If one were to objectively analyse the arguments articulated in the budget, many would surely hail the budget as the most sensible strategy for the country as we negotiate the nation's many challenges in the coming years.

The Academy of Sciences Malaysia has always championed the strategy to prepare for the future. Under our Mega Science studies we look as far ahead as 2050.

Through horizon scanning and other techniques of forecasting, we propose future scenarios for the country's economic sectors. We would then evaluate their future risks and opportunities. And more important how science, technology and innovation (STI) can mitigate the risks and capture the opportunities.

The analysis is then presented to the government as policy advice. So far we have completed phase one of the key sectors including water, energy, health, agriculture and biodiversity. We are now studying five other sectors including infrastructure, housing, environment, transport and the electronic and electric sectors. By early next year, we should have some recommendations for the government.

Essentially, the 2014 Budget has all the elements to secure a sustainable future for the nation. Sustainable implies positive economic outcome while ensuring inclusiveness, equity and continued safeguard of the environment and its attendant natural ecosystem.

This is in fact very much in line with the UN's proposed sustainability development goals (SDGs) post-2015. For one the Budget continues to address the fiscal need to reduce the deficit and eventually balance the budget. This is all about balancing income and expenditure.

The planned introduction of GST which has been keenly debated in post-budget discussion is expected to enhance the country's taxation income. Claims that GST will be burdensome is unfounded.

But the general public has to be properly briefed in order not to create the wrong perception. At the same time, the promised reduction in corporate and personal income tax will provide further boost to consumer spending and eventually the retail economy.

The continuing rationalisation of fuel subsidy is another positive step towards sustainability. Through such exercise, the pursuit of energy efficiency will no doubt be given more urgency. Furthermore, the phasing out of the subsidy will motivate the country's readiness to adopt renewable alternatives such as solar and biomass. This is again a boost for sustainability.

The allocation of RM600 million for research universities should be viewed as an investment to carve out future sources of wealth for the country. However, the R&D topics should be properly researched and strategised. So are the budget incentives given for industry research in propelling the bioeconomy.

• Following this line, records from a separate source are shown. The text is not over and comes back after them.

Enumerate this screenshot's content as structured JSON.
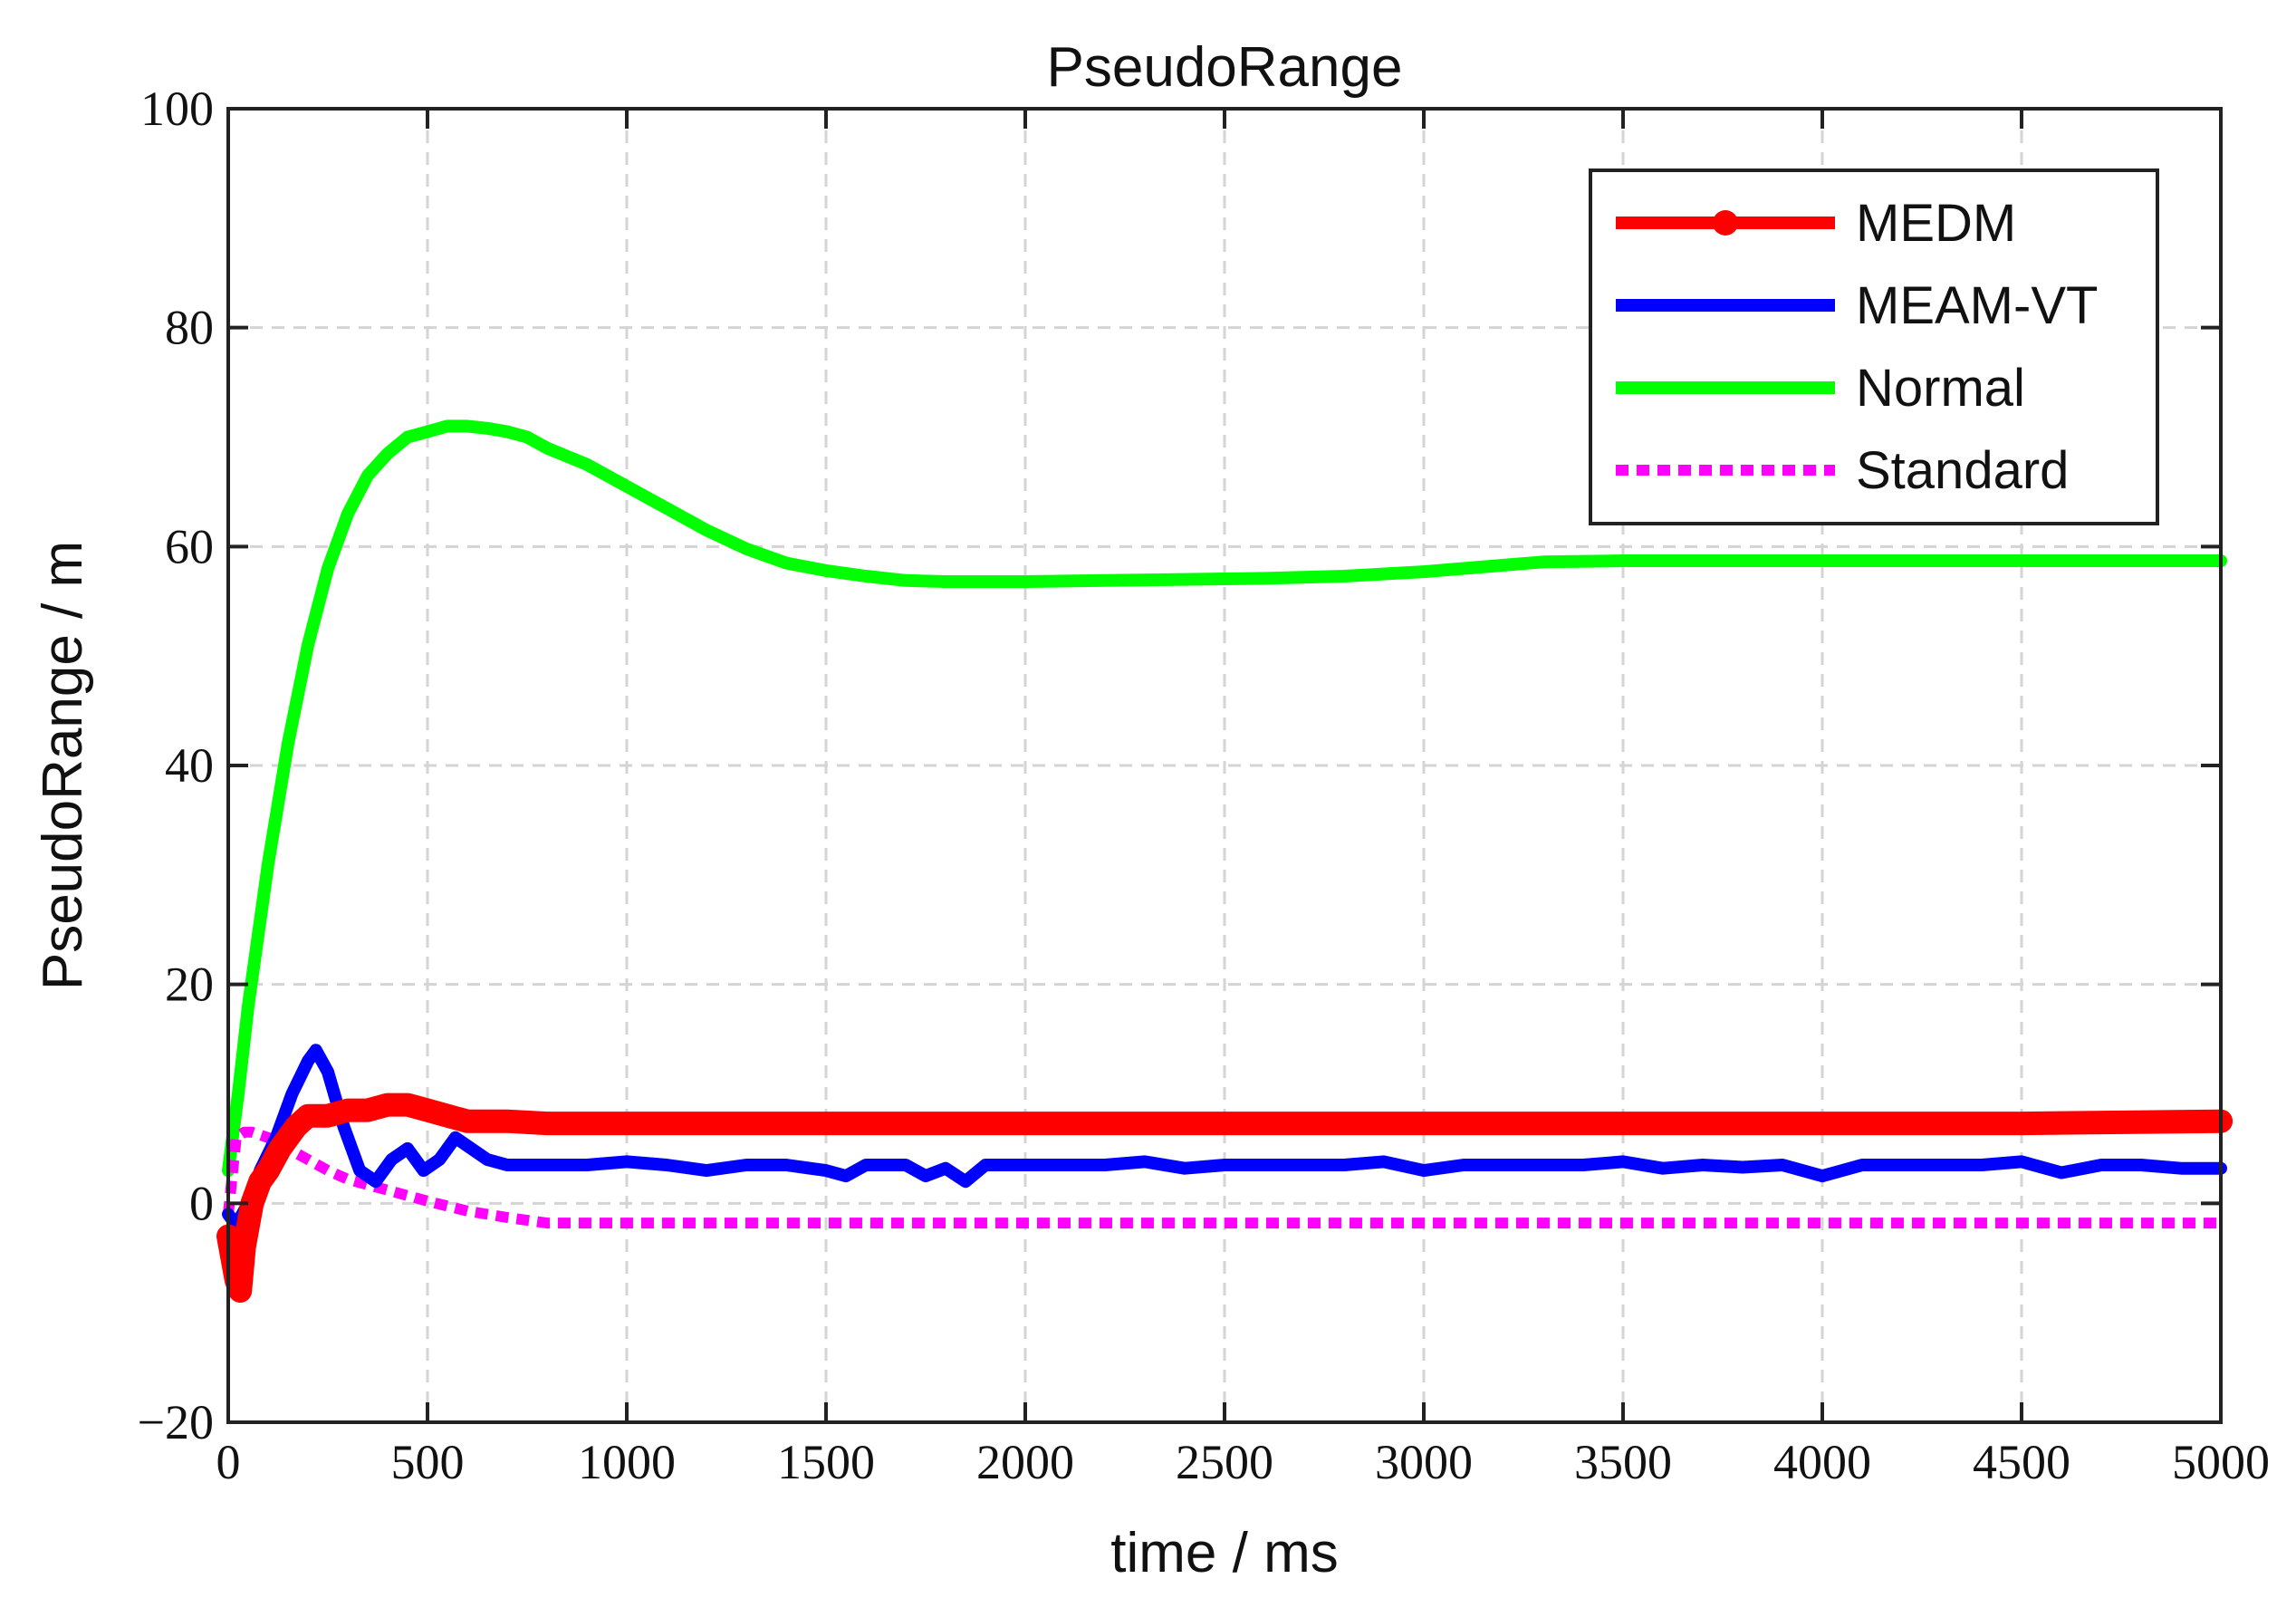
{
  "chart_data": {
    "type": "line",
    "title": "PseudoRange",
    "xlabel": "time / ms",
    "ylabel": "PseudoRange / m",
    "xlim": [
      0,
      5000
    ],
    "ylim": [
      -20,
      100
    ],
    "xticks": [
      0,
      500,
      1000,
      1500,
      2000,
      2500,
      3000,
      3500,
      4000,
      4500,
      5000
    ],
    "yticks": [
      -20,
      0,
      20,
      40,
      60,
      80,
      100
    ],
    "xtick_labels": [
      "0",
      "500",
      "1000",
      "1500",
      "2000",
      "2500",
      "3000",
      "3500",
      "4000",
      "4500",
      "5000"
    ],
    "ytick_labels": [
      "−20",
      "0",
      "20",
      "40",
      "60",
      "80",
      "100"
    ],
    "grid": true,
    "legend_position": "top-right",
    "series": [
      {
        "name": "MEDM",
        "color": "#ff0000",
        "style": "solid-marker",
        "x": [
          0,
          10,
          20,
          30,
          40,
          60,
          80,
          100,
          130,
          170,
          200,
          250,
          300,
          350,
          400,
          450,
          500,
          550,
          600,
          700,
          800,
          1000,
          1500,
          2000,
          2500,
          3000,
          3500,
          4000,
          4500,
          5000
        ],
        "y": [
          -3,
          -5,
          -7,
          -8,
          -4,
          0,
          2,
          3,
          5,
          7,
          8,
          8,
          8.5,
          8.5,
          9,
          9,
          8.5,
          8,
          7.5,
          7.5,
          7.3,
          7.3,
          7.3,
          7.3,
          7.3,
          7.3,
          7.3,
          7.3,
          7.3,
          7.5
        ]
      },
      {
        "name": "MEAM-VT",
        "color": "#0000ff",
        "style": "solid",
        "x": [
          0,
          20,
          50,
          80,
          120,
          160,
          200,
          220,
          250,
          290,
          330,
          370,
          410,
          450,
          490,
          530,
          570,
          610,
          650,
          700,
          800,
          900,
          1000,
          1100,
          1200,
          1300,
          1400,
          1500,
          1550,
          1600,
          1700,
          1750,
          1800,
          1850,
          1900,
          2000,
          2100,
          2200,
          2300,
          2400,
          2500,
          2600,
          2700,
          2800,
          2900,
          3000,
          3100,
          3200,
          3300,
          3400,
          3500,
          3600,
          3700,
          3800,
          3900,
          4000,
          4100,
          4200,
          4300,
          4400,
          4500,
          4600,
          4700,
          4800,
          4900,
          5000
        ],
        "y": [
          -1,
          -2,
          0,
          3,
          6,
          10,
          13,
          14,
          12,
          7,
          3,
          2,
          4,
          5,
          3,
          4,
          6,
          5,
          4,
          3.5,
          3.5,
          3.5,
          3.8,
          3.5,
          3,
          3.5,
          3.5,
          3,
          2.5,
          3.5,
          3.5,
          2.5,
          3.2,
          2,
          3.5,
          3.5,
          3.5,
          3.5,
          3.8,
          3.2,
          3.5,
          3.5,
          3.5,
          3.5,
          3.8,
          3,
          3.5,
          3.5,
          3.5,
          3.5,
          3.8,
          3.2,
          3.5,
          3.3,
          3.5,
          2.5,
          3.5,
          3.5,
          3.5,
          3.5,
          3.8,
          2.8,
          3.5,
          3.5,
          3.2,
          3.2
        ]
      },
      {
        "name": "Normal",
        "color": "#00ff00",
        "style": "solid",
        "x": [
          0,
          25,
          50,
          100,
          150,
          200,
          250,
          300,
          350,
          400,
          450,
          500,
          550,
          600,
          650,
          700,
          750,
          800,
          900,
          1000,
          1100,
          1200,
          1300,
          1400,
          1500,
          1600,
          1700,
          1800,
          2000,
          2200,
          2400,
          2600,
          2800,
          3000,
          3200,
          3300,
          3500,
          4000,
          4500,
          5000
        ],
        "y": [
          3,
          10,
          18,
          31,
          42,
          51,
          58,
          63,
          66.5,
          68.5,
          70,
          70.5,
          71,
          71,
          70.8,
          70.5,
          70,
          69,
          67.5,
          65.5,
          63.5,
          61.5,
          59.8,
          58.5,
          57.8,
          57.3,
          56.9,
          56.8,
          56.8,
          56.9,
          57,
          57.1,
          57.3,
          57.7,
          58.3,
          58.6,
          58.7,
          58.7,
          58.7,
          58.7
        ]
      },
      {
        "name": "Standard",
        "color": "#ff00ff",
        "style": "dotted",
        "x": [
          0,
          20,
          40,
          60,
          100,
          150,
          200,
          250,
          300,
          400,
          500,
          600,
          700,
          800,
          1000,
          1500,
          2000,
          2500,
          3000,
          3500,
          4000,
          4500,
          5000
        ],
        "y": [
          -1,
          6,
          6.5,
          6.5,
          6,
          5,
          4,
          3,
          2.2,
          1.2,
          0.2,
          -0.7,
          -1.3,
          -1.8,
          -1.8,
          -1.8,
          -1.8,
          -1.8,
          -1.8,
          -1.8,
          -1.8,
          -1.8,
          -1.8
        ]
      }
    ]
  }
}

The actual execution of such R&D however has to be given serious rethink. Over the years, a major issue on research has to do with the fact that very little get commercialised. This does not augur well for the hefty investment in R&D allocated over the years.

One suggestion is to identify specific key industries within the bioeconomy that the country aims to build and lead. And then align the research with industry development.

For example, one possible industry has to do with the growing demand for halal vaccines and medicines. The formulation of the appropriate industry blueprint will help identify the right R&D topics to support the growth of that industry.

This way, as demonstrated in the case of palm oil, a higher percentage of the research will be commercialised or transfered to the market.

There is no denying the fact that the 2014 Budget has a bigger agenda for the country. It is to do with the longer term aspiration of achieving sustainable growth for the economy.

Such aspiration fits in better with the New Economic Model that the government has championed all this time. Properly executed, the budget is a positive step to prepare the nation for a sustainable future.